国立国際美術館「他人の時間」展、「ヴォルフガング・ティルマンス Your Body is Yours」展

 今年見た展覧会の中では、上位に入る展覧会でした。過去からの視点、例えば、フィリピンのマルコス政権下のデモ行進のプラカードを全て白紙にしてしまって、どんなスローガンが書かれていたのか?わからないながら、はたして今でもこのプラカードの内容は達成されているのか?という視点。スーツにぎこちなく着替える男性の映像から、スーツに着替えて仕事をするという文化そのものが、実は、現地の文化と合わない→西洋からもたらされた文化という視点。などなど、日々過ごす中では気がつきにくい視点からのアプローチが興味深かったです。
 知らず知らずのうちに学習?している現実が、実は、あいまいなものだったり、もっと別の視野を広げる重要性といったものを感じることのできる内容だったと思います。

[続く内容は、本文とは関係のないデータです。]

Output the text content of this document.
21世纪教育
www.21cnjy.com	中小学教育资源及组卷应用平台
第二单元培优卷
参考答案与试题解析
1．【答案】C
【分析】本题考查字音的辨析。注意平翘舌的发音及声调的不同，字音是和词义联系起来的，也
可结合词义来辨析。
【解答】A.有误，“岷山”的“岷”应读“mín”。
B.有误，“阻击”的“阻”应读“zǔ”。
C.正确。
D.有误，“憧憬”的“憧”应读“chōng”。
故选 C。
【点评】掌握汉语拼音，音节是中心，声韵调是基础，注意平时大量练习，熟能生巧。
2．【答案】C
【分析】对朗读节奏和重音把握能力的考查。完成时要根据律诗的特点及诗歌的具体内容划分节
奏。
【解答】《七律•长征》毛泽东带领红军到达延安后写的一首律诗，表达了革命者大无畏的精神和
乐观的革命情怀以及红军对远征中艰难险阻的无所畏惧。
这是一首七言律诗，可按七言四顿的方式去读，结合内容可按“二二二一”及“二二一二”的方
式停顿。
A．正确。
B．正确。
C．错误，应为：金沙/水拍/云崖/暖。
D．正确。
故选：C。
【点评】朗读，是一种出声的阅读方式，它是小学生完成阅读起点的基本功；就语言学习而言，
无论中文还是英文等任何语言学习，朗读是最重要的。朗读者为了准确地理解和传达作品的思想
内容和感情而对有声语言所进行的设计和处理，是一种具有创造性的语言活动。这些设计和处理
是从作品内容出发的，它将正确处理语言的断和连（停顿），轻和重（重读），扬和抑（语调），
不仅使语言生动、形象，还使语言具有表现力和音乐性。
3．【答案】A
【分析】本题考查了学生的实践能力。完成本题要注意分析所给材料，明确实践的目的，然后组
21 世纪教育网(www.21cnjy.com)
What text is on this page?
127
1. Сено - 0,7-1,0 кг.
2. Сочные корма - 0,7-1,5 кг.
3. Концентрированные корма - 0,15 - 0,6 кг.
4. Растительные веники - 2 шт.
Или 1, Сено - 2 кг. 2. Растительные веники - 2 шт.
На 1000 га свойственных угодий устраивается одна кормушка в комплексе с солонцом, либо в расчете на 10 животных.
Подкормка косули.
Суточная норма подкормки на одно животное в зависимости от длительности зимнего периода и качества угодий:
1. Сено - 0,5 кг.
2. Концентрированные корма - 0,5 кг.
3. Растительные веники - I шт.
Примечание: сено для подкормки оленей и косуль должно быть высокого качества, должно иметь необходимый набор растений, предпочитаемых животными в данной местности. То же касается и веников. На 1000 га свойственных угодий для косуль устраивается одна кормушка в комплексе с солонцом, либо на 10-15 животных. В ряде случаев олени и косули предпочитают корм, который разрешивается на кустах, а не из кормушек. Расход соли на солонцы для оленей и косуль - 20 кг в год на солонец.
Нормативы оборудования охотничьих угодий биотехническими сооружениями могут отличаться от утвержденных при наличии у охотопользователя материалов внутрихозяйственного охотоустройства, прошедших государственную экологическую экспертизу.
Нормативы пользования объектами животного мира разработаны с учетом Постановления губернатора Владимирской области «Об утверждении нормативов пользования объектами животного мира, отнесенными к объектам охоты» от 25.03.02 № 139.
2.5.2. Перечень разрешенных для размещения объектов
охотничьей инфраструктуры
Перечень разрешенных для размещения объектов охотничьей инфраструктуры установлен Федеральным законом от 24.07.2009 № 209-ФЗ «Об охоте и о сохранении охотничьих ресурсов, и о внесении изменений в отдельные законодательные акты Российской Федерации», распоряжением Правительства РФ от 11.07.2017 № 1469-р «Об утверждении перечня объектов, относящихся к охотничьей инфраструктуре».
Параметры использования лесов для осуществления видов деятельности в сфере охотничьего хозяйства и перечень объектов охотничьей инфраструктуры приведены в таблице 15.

 ヴォルフガング・ティルマンス展のほうは、これまた、かなりの展示作品の量で、かなり観賞に時間がかかるものでしたが、私が感じたのは単純に気が向いたものを写真で撮影するという行為(実際には計算されて撮影されていますよ!)が、後々見返してみると真実を捉えているのにも驚かされます。こうしてみると、自分のスマートフォンの写真にも今は気がつかない後年に気がつく真実が隠れているのかもしれません。そう考えると、何気ない写真も大切に思えてくるのが不思議ですね。